On November 21, 2024, the Environmental Law Section will present a CLE on the first major environmental case before the Supreme Court of the United States following the Loper Bright decision last year overruling Chevron deference. The case is San Francisco v. EPA, No. 23-753 (Argued Oct. 16, 2024).
The case reaches back to the old Water Quality Standards system that preceded the Clean Water Act we all know and love. Before the CWA, dischargers were regulated based on the absolute quality of the receiving waters to which they discharged. Enforcement would occur when a waterbody became “overpolluted,” and agencies could sue dischargers who were “causing or contributing” to the reduction of the WQS. This system was inefficient and time-consuming, particularly when it came time to assign blame.

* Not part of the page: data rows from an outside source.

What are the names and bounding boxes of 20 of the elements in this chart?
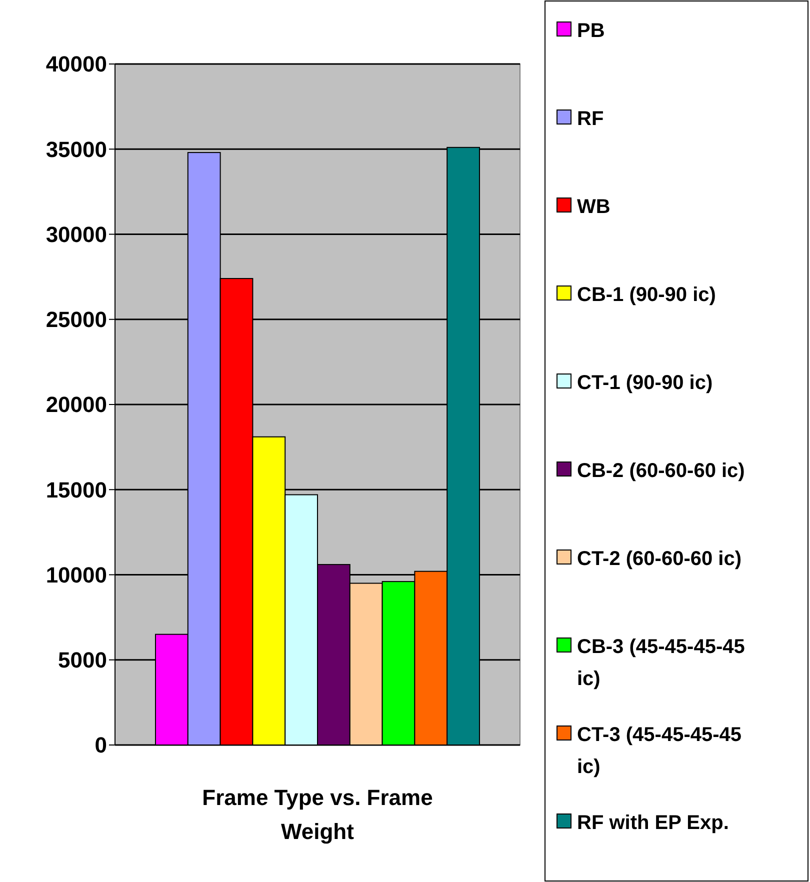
legend-label: PB — [577, 20, 605, 42]
legend-label: CT-3 (45-45-45-45 ic) — [577, 724, 742, 778]
legend-label: CT-1 (90-90 ic) — [577, 372, 713, 394]
y-tick-label: 40000 — [46, 52, 107, 77]
legend-label: CB-2 (60-60-60 ic) — [577, 460, 745, 482]
y-tick-label: 0 — [94, 732, 107, 758]
y-tick-label: 10000 — [46, 562, 107, 588]
y-tick-label: 25000 — [46, 307, 107, 332]
y-tick-label: 35000 — [46, 136, 107, 162]
legend-label: RF with EP Exp. — [577, 812, 729, 834]
y-tick-label: 5000 — [58, 648, 107, 673]
legend-label: CB-1 (90-90 ic) — [577, 284, 716, 306]
legend-label: CB-3 (45-45-45-45 ic) — [577, 636, 745, 690]
y-tick-label: 15000 — [46, 477, 107, 502]
legend-label: WB — [577, 196, 610, 218]
y-tick-label: 30000 — [46, 222, 107, 247]
y-tick-label: 20000 — [46, 392, 107, 418]
legend-label: RF — [577, 108, 604, 130]
x-axis-title: Frame Type vs. Frame Weight — [202, 785, 433, 844]
legend-label: CT-2 (60-60-60 ic) — [577, 548, 742, 570]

The NPDES system in existence now reverses that approach, focusing on what are known as “effluent limitations”—i.e., limits “on quantities, rates, and concentrations” of pollutants discharged from point sources. 33 U.S.C. 1362(11). Those limitations are still developed by reference to WQS; the difference is that the EPA or the relevant state agency starts with the relevant WQS and then works backwards to set the effluent limitation(s) necessary to meet that goal. This is typically done through technology-based effluent limitations, but where those are insufficient to meet the WQS, the EPA can insist on “any more stringent limitation.” 33 U.S.C. 1311(b)(1)(C). This is the subsection disputed in the case—does EPA have the power to insist on any kind of limitation, or just the kind of limitation generally contemplated by the CWA’s structure?

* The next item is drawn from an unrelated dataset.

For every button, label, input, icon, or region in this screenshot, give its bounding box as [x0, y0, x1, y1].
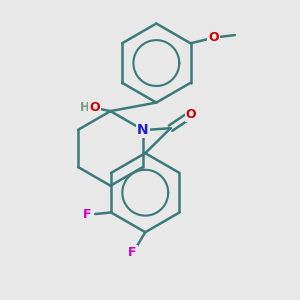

San Francisco says it’s the latter. They operate a combined sewer system similar in design to the one operating in Indianapolis. In contrast to “separate” systems where sewage and stormwater flow through separate pipes, San Francisco’s system causes the two to comingle on their way to treatment plants. When it rains a lot, the system overflows and discharges fecal bacteria and other pollutants into the Pacific Ocean. That’s bad, and so those discharges are subject to the CWA. In the City’s 2019 permit, the EPA included a requirement that it not “cause or contribute to a violation of any applicable water quality standard.” The City challenges that restriction as outside EPA’s authority because it is not tied to any specific discharge requirement, but instead exclusively to the quality of the ocean waters. The EPA, in general, contends that the statute contains no such limitation and that it has always been empowered to impose these limits.

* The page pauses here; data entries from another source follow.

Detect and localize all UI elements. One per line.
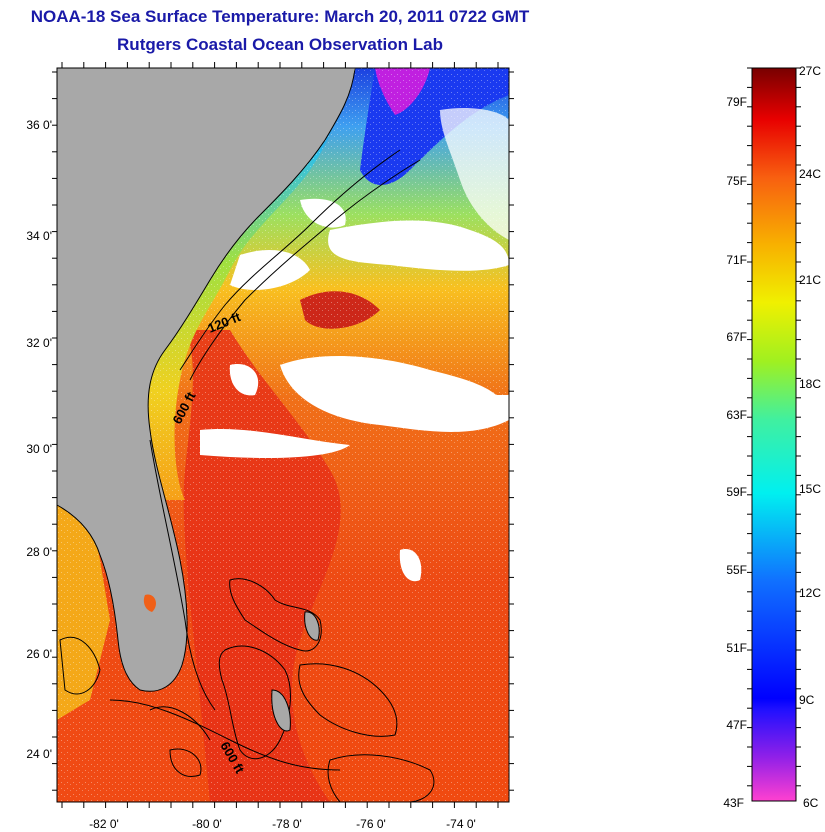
map-title: NOAA-18 Sea Surface Temperature: March 2… bbox=[30, 7, 530, 26]
colorbar-f-label: 47F bbox=[726, 718, 747, 732]
lon-label-76: -76 0' bbox=[356, 817, 386, 831]
colorbar-c-label: 21C bbox=[799, 273, 821, 287]
lat-label-30: 30 0' bbox=[26, 442, 52, 456]
colorbar-c-label: 18C bbox=[799, 377, 821, 391]
map-subtitle: Rutgers Coastal Ocean Observation Lab bbox=[117, 35, 443, 54]
axis-ticks bbox=[52, 62, 514, 808]
lat-label-32: 32 0' bbox=[26, 336, 52, 350]
lon-label-74: -74 0' bbox=[446, 817, 476, 831]
colorbar-c-label: 9C bbox=[799, 693, 815, 707]
colorbar-c-label: 15C bbox=[799, 482, 821, 496]
colorbar-c-label: 27C bbox=[799, 64, 821, 78]
colorbar-f-label: 79F bbox=[726, 95, 747, 109]
colorbar-c-label: 24C bbox=[799, 167, 821, 181]
lon-label-80: -80 0' bbox=[192, 817, 222, 831]
colorbar-f-label: 51F bbox=[726, 641, 747, 655]
lat-label-36: 36 0' bbox=[26, 118, 52, 132]
colorbar-f-label: 63F bbox=[726, 408, 747, 422]
lat-label-34: 34 0' bbox=[26, 229, 52, 243]
lon-label-78: -78 0' bbox=[272, 817, 302, 831]
lat-label-28: 28 0' bbox=[26, 545, 52, 559]
bathymetry-contours bbox=[59, 149, 435, 803]
colorbar-c-label: 6C bbox=[803, 796, 819, 810]
bahamas-island bbox=[304, 611, 320, 641]
colorbar-c-label: 12C bbox=[799, 586, 821, 600]
lat-label-24: 24 0' bbox=[26, 747, 52, 761]
lon-label-82: -82 0' bbox=[89, 817, 119, 831]
colorbar-f-label: 55F bbox=[726, 563, 747, 577]
map-frame bbox=[56, 67, 510, 803]
temperature-colorbar bbox=[751, 67, 797, 802]
colorbar-f-label: 43F bbox=[723, 796, 744, 810]
colorbar-f-label: 59F bbox=[726, 485, 747, 499]
colorbar-f-label: 71F bbox=[726, 253, 747, 267]
colorbar-f-label: 75F bbox=[726, 174, 747, 188]
lat-label-26: 26 0' bbox=[26, 647, 52, 661]
land-mass bbox=[56, 67, 356, 692]
colorbar-f-label: 67F bbox=[726, 330, 747, 344]
lake-okeechobee bbox=[143, 594, 156, 612]
colorbar-ticks bbox=[747, 67, 801, 787]
bahamas-island bbox=[271, 689, 291, 732]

The case has enormous implications, not just for CSO systems, but for anyone with a NPDES permit. For example, many waterbodies in Indiana are impacted by large amounts of non-point pollution, such as agricultural runoff. A holding allowing EPA or IDEM to impose pure WQS permit standards could be used to restrict NPDES discharges into those bodies further, in order to compensate for non-point pollution that the EPA or IDEM cannot (legally or practically) regulate. Second, although often overlooked, heat is included in the definition of pollutant under the CWA. See 33 U.S.C. 1362(6). In light of the growing concern about ocean temperatures, the case may establish (or foreclose) WQS as a method for the EPA or state agencies to combat climate change by putting new limits on the amount of heat discharged into rivers and oceans around the country.